Proteomic changes in skeletal muscle of aged rats in response to resistance training

Sarcopenia is a multifactorial process defined by loss of strength and skeletal muscle mass, which leads to a reduction in muscle cross‐sectional area (CSA). Although resistance training (RT) has been indicated as a tool to counteract sarcopenia, the protein profile associated with skeletal muscle adaptations remains to be determined. We investigated the effects of 12 weeks of RT on the skeletal muscle proteome profile and CSA of young and older rats. Twenty‐four animals were divided into four groups: young sedentary or trained and older sedentary or trained (six animals per group). A 12‐week RT protocol was performed, which consisted of climbing a vertical ladder. The proteins from the gastrocnemius were analysed by LC‐ESI‐MS/MS. One‐hundred and thirty‐one proteins were identified, of which 28 were assessed between the groups. Ageing induced an increase in proteins associated with the glycolytic pathway, transport and stress response, which represent crucial mechanisms for muscle adaptation. RT upregulated metabolic enzymes, anti‐oxidant activity and transport proteins, besides increasing hypertrophy, regardless of age, suggesting a beneficial adaptation to mitigate age‐related sarcopenia. RT reduced muscle atrophy through the regulation of stress response and by increasing proteins related to energy production and transport, which in turn might protect tissue damage arising from exercise and ageing. Significance of the study Protein abundance levels related to the metabolic process and stress response were increased in the aged muscle.
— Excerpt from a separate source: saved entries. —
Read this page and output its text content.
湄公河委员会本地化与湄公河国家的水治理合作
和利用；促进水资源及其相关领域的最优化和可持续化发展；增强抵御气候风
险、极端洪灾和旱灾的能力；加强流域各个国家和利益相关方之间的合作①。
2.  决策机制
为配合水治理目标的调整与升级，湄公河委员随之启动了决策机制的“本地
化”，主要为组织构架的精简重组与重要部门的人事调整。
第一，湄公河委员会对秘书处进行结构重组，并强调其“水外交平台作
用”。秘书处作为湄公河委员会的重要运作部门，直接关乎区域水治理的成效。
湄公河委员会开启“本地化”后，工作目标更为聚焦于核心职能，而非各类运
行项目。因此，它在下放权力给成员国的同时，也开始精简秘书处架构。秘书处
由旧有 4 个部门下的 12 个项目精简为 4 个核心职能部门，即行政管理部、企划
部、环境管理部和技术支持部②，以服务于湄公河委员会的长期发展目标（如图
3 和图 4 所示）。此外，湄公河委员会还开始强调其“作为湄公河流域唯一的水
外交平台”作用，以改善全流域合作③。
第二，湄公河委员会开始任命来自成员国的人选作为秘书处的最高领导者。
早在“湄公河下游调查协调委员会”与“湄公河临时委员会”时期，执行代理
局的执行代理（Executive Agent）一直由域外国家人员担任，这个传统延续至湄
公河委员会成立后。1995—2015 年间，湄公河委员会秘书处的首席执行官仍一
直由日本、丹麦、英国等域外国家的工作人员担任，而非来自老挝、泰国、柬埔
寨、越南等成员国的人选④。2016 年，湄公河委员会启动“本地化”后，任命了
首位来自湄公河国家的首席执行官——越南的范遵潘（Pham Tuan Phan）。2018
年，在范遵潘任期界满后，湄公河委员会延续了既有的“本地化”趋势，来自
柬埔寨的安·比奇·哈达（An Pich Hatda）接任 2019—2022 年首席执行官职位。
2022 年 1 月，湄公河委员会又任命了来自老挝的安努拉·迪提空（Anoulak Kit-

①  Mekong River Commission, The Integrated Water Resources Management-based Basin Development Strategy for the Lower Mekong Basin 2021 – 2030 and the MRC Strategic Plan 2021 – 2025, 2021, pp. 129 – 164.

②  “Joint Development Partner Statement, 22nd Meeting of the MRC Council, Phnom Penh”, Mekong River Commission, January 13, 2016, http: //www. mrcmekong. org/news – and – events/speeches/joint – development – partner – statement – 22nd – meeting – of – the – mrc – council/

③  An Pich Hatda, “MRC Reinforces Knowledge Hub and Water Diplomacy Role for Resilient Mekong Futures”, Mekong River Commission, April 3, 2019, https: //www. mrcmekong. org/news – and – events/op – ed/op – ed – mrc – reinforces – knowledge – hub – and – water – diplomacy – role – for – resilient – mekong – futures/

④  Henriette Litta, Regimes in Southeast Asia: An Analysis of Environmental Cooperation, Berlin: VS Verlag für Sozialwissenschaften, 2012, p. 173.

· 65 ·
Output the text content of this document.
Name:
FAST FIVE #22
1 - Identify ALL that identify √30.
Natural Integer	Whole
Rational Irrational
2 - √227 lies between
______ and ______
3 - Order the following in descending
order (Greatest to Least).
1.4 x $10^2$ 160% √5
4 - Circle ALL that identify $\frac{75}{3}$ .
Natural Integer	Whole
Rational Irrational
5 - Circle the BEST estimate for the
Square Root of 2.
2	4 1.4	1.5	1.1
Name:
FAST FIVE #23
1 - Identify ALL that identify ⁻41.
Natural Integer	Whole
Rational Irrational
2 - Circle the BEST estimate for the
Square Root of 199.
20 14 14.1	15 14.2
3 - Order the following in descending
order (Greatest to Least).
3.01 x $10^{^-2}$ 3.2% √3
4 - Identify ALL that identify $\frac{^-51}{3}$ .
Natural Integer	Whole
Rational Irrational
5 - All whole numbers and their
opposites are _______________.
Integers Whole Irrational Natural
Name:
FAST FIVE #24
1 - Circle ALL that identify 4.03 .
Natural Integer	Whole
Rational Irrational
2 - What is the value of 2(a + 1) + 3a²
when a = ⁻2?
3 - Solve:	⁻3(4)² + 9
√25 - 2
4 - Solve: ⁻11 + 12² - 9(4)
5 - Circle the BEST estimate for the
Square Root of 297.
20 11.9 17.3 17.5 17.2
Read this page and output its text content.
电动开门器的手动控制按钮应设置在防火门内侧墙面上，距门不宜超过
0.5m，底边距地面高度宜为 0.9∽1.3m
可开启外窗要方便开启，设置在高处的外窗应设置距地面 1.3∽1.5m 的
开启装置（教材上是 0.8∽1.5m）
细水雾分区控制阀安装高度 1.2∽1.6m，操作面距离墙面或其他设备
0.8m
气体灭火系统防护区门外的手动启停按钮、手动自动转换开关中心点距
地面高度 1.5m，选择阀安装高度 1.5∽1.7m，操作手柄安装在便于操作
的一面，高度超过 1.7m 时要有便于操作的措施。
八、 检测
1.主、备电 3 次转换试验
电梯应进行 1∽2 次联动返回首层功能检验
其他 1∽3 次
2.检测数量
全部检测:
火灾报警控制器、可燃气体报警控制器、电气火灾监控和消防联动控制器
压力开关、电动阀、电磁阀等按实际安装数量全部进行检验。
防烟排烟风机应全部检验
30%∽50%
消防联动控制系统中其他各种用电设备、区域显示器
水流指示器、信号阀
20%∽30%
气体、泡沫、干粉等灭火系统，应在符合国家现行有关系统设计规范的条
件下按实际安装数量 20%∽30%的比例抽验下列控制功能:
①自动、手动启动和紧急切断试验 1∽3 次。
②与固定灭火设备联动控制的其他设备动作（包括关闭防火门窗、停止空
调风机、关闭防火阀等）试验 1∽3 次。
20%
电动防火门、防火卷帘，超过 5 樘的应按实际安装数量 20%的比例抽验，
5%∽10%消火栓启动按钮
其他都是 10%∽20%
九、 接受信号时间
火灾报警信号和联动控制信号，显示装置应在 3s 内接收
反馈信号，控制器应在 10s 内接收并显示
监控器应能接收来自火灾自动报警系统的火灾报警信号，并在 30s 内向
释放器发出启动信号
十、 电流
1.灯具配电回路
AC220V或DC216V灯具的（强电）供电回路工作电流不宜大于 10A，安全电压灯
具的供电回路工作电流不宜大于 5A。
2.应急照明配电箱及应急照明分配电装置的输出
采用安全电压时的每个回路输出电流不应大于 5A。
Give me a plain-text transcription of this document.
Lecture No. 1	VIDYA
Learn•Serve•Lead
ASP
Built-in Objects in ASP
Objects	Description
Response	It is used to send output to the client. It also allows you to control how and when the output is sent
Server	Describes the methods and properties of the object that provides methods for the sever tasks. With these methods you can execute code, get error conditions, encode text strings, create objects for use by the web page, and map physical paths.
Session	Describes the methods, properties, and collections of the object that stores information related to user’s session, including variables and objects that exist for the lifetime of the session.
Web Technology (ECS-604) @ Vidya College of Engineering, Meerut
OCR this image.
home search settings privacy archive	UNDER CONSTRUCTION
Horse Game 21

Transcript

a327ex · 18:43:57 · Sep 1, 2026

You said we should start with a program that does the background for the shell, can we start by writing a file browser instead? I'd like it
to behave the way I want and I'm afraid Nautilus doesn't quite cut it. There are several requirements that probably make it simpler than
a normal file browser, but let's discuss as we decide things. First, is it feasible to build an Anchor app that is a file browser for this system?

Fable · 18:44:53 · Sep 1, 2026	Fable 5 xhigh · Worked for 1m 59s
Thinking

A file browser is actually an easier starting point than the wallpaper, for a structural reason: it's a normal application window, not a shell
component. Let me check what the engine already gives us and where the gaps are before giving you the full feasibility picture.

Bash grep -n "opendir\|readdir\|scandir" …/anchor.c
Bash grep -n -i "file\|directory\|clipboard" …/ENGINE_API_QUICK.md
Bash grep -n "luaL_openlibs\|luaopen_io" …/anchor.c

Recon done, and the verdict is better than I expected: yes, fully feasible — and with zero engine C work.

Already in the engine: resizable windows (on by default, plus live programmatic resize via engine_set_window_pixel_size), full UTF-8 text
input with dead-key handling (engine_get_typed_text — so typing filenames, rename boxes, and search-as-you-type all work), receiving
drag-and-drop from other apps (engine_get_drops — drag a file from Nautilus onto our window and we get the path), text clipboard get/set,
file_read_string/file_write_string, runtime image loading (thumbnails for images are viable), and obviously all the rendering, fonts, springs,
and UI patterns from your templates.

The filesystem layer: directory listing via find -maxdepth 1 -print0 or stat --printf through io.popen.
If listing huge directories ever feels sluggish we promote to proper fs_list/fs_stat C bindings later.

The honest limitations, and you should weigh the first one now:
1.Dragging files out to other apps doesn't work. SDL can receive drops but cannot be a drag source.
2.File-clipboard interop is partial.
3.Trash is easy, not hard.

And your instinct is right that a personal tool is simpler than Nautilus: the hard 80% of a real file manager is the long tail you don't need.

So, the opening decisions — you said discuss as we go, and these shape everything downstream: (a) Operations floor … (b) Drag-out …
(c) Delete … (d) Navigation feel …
RT proved to be an important intervention capable of inducing significant effects on muscle proteome regardless of ageing, due to upregulation of glycolytic enzymes, and anti‐oxidant and transport proteins. This effect could lead to a beneficial adaptation in muscle structure, cellular function and overall homeostasis maintenance. This study contributes to better understanding of the basic biology of ageing and clarifies more profoundly the molecular networks behind physiological adaptations promoted by exercise training. Therefore, the results open new perspectives and insights for studies based on transcriptomics, metabolomics and functional assays.